Some 17 organisations, including Transparency International, Global Integrity and Global Witness, wrote to the Treasury Department’s Financial Crimes Enforcement Network (FinCEN) asking that a temporary exception from the Patriot Act granted to the real estate industry in 2002 be repealed.
The real estate industry lobbied heavily against the Patriot Act, which was signed into law in 2001. The law would have required those involved in real estate closings and settlements to conduct due diligence checks on their customers.
The letter cited a series of New York Times articles, Towers of Secrecy, which documented how wealthy international buyers, including those subject to government inquiry along with politicians, had used shell corporations to buy luxury condos in New York.
Other Justice Department cases and congressional reports have found foreign money tied to corruption used to buy United States real estate under the name of shell corporations.
The real estate industry claims to have voluntary guidelines for performing background checks on purchasers. The NYTimes series, however, quoted several people involved in condominium purchases overlooking Central Park at the Time Warner Center, who admitted that they had performed few checks beyond verifying buyers had the money for a purchase.
Current law in a number of states does not require that the owners of limited liability companies buying such properties reveal their identies.

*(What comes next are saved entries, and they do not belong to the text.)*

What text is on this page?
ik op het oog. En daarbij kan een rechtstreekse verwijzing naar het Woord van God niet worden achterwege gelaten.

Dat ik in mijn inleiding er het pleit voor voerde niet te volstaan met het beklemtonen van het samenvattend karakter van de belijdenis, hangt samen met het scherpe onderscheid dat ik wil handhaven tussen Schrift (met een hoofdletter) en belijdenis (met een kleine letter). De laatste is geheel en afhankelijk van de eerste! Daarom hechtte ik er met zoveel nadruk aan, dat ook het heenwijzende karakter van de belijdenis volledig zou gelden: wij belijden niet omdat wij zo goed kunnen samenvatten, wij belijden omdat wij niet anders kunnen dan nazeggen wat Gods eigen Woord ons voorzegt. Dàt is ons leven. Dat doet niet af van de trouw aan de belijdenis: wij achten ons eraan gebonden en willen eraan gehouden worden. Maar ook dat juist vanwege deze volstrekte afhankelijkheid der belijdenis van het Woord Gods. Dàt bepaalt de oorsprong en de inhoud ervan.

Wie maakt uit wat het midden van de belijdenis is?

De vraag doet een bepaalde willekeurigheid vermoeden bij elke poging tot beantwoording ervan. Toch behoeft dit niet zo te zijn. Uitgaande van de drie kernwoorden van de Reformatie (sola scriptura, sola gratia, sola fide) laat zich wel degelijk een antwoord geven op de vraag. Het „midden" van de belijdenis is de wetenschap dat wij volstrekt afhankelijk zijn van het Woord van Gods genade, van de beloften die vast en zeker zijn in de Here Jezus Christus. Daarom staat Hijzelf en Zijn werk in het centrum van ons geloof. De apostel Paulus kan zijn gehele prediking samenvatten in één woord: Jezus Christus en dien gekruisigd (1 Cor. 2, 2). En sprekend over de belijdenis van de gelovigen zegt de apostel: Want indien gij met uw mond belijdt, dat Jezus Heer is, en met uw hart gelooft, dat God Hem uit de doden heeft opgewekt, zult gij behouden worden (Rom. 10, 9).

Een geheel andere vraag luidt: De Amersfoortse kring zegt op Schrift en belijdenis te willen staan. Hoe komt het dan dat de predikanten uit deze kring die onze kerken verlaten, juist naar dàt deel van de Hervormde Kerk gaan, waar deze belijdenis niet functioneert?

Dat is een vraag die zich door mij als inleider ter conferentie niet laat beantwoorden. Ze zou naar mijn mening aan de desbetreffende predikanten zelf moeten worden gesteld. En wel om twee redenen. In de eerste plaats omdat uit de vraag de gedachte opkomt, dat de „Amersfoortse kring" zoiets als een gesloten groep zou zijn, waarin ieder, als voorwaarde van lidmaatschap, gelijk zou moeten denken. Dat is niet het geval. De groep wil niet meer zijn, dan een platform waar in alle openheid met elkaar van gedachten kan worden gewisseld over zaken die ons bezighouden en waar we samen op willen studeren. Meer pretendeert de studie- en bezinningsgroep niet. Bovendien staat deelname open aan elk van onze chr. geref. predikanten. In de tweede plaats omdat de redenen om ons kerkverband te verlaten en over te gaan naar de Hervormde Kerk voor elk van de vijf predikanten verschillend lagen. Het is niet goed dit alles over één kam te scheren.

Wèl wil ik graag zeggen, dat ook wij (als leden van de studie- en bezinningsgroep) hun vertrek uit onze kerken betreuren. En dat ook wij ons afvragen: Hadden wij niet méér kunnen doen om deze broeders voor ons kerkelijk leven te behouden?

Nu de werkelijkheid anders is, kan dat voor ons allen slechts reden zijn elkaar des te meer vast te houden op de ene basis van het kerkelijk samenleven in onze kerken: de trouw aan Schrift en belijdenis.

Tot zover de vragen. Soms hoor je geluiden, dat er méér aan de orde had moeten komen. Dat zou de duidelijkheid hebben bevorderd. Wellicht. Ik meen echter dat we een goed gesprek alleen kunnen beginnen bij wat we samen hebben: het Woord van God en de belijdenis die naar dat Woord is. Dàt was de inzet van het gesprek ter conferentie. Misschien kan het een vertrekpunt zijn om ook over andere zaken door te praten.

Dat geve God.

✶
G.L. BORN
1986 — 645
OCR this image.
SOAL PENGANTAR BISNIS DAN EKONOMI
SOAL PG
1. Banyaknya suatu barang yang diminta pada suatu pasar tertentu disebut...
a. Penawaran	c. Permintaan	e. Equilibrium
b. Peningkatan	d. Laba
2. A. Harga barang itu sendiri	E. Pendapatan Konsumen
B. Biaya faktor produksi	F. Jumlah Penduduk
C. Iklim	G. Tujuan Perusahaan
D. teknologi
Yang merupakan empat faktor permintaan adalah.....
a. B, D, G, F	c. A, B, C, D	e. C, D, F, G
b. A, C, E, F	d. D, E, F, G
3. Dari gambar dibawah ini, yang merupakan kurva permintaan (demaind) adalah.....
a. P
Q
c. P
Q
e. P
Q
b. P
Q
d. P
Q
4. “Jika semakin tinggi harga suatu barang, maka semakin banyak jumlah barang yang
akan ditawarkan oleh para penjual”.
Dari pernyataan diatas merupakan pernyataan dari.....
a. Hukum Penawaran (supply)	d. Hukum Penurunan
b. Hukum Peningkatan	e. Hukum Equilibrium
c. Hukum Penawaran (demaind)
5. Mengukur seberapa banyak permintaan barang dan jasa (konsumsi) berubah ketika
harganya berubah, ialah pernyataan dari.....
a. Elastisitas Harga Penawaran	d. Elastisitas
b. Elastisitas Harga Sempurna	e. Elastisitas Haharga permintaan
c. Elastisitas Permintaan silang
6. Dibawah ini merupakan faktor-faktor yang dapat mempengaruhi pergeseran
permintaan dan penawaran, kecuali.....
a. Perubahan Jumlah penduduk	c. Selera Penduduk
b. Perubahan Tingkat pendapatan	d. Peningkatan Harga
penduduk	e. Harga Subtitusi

Spokesman for FinCEN Steve Hudak called potential criminal abuse of the real estate sector a “fundamental priority” in an emailed response to the letter.
“We also continue to explore which requirements imposed on which actors in the real estate sector will best add to transparency beyond what can be obtained via existing and proposed requirements on other financial institutions, and via traditional law enforcement methods,” FinCEN went on to say.
The letter also asked that rules requiring financial institutions to increase their scrutiny of the owners of these limited liability companies and other “legal entity customers” be strengthened. Banks and other similar institutions are not obligated to determine their identity.